Widener University has suspended a professor involved in a high-profile conflict with its law school’s dean and told him he cannot come back to the campus until he undergoes a psychological evaluation and apologizes to two students whose accusations of racism and sexism he had successfully refuted.
James T. Harris III, the president of Widener University, last week informed Lawrence J. Connell, a tenured associate professor of law at the university’s campus in Wilmington, Del., that he was being suspended without pay for a year and must undergo other disciplinary measures recommended for him by the law school’s associate provost and dean, Linda L. Ammons. Those include a requirement that he undergo psychological evaluation and comply with all of the recommendations of the psychologist or psychiatrist who evaluates him.
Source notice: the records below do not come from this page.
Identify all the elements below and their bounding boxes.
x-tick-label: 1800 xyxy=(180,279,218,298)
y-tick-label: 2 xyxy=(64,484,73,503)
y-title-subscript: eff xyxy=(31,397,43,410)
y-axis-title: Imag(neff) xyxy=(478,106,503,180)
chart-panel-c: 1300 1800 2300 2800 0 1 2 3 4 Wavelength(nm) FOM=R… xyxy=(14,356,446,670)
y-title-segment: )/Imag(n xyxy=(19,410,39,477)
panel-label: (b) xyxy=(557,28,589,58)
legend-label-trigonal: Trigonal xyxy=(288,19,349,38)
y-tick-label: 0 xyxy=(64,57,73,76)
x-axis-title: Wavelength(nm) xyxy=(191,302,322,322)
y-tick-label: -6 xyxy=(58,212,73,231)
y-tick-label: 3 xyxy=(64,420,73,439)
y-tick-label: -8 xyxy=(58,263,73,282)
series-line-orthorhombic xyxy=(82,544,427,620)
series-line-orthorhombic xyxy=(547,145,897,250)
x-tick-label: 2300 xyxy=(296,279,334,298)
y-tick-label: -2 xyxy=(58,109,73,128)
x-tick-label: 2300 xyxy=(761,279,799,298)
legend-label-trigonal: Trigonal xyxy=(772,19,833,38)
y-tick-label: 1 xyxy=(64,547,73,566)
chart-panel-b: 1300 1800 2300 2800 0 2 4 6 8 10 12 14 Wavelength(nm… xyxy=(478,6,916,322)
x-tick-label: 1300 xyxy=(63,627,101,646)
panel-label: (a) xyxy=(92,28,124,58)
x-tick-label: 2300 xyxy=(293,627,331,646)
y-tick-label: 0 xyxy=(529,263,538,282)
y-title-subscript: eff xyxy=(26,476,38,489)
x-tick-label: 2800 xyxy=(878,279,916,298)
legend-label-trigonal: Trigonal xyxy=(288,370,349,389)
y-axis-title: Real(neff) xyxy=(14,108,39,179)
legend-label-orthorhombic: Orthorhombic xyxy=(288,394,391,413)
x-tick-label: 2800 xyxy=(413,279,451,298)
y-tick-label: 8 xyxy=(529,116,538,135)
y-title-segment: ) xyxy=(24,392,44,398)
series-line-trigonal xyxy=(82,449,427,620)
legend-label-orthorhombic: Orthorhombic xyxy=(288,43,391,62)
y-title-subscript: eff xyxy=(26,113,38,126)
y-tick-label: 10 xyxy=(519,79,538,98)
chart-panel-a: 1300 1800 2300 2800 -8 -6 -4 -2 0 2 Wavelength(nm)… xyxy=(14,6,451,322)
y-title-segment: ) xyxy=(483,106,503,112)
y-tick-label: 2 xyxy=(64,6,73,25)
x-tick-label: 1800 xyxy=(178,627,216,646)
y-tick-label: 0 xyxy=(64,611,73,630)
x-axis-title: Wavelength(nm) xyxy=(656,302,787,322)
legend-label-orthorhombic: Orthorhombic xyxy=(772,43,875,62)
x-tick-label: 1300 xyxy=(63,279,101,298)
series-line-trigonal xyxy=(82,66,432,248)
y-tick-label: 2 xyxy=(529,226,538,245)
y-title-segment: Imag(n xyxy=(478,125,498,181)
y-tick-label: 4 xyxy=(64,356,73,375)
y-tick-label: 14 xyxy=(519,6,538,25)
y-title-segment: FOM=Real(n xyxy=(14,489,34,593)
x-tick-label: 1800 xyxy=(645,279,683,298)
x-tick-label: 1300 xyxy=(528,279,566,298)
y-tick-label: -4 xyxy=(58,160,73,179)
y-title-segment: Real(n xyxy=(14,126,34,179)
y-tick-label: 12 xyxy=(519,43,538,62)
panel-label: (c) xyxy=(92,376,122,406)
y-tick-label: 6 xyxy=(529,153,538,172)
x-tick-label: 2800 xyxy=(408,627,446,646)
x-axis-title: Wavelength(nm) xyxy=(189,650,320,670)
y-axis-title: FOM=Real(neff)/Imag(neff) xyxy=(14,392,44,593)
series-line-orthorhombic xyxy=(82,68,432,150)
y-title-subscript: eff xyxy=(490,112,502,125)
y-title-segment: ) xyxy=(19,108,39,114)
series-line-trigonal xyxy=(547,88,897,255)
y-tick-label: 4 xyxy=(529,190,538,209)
As recommended by Dean Ammons, Mr. Connell must also issue a written apology to the students who had accused him, based on a faculty committee’s findings that he violated a university policy against retaliation by publicly discussing the allegations they had brought against him and by moving to sue his student accusers for defamation.
Thomas S. Neuberger, a lawyer representing Mr. Connell in a defamation lawsuit against Ms. Ammons, on Monday said his client has no intention of meeting the demands the university has made of him as a condition for his return to his job.
In an e-mail, Mr. Neuberger accused Ms. Ammons of having a conflict of interest as a defendant in Mr. Connell’s lawsuit. Mr. Neuberger said he did not see “any logical nexus” between the punishment selected for Mr. Connell and the one charge a faculty committee had found him guilty of: retaliation, for telling students in his class of the racial and sexual harassment charges brought against him and by hiring a lawyer who had threatened to hold his student accusers accountable in court for any lies they told.
Mr. Connell’s case has drawn the attention of free-speech advocates in part because he was initially placed on administrative leave and banned from the campus as a threat to safety for making several hypothetical references, in classroom discussions, to the law-school dean’s being shot at. The two students who complained about such discussions, Jennifer R. Perez and Nadege Tandoh, also accused Mr. Connell of racial and sexual harassment for such references to Ms. Ammons, who is black, and for other comments they accused him of making in the criminal-law class they took from him.
The university eventually dropped charges that Mr. Connell posed any sort of danger. In a report issued last month and posted on the blog Legal Insurrection, a faculty committee cleared Mr. Connell of the racial and sexual harassment charges but found him guilty of violating a university policy against retaliation against the students for discussing the charges with others.
Mr. Neuberger, in his e-mail, questioned how Widener University could order psychological evaluation for Mr. Connell even after dropping charges he posed any sort of danger to people on the campus.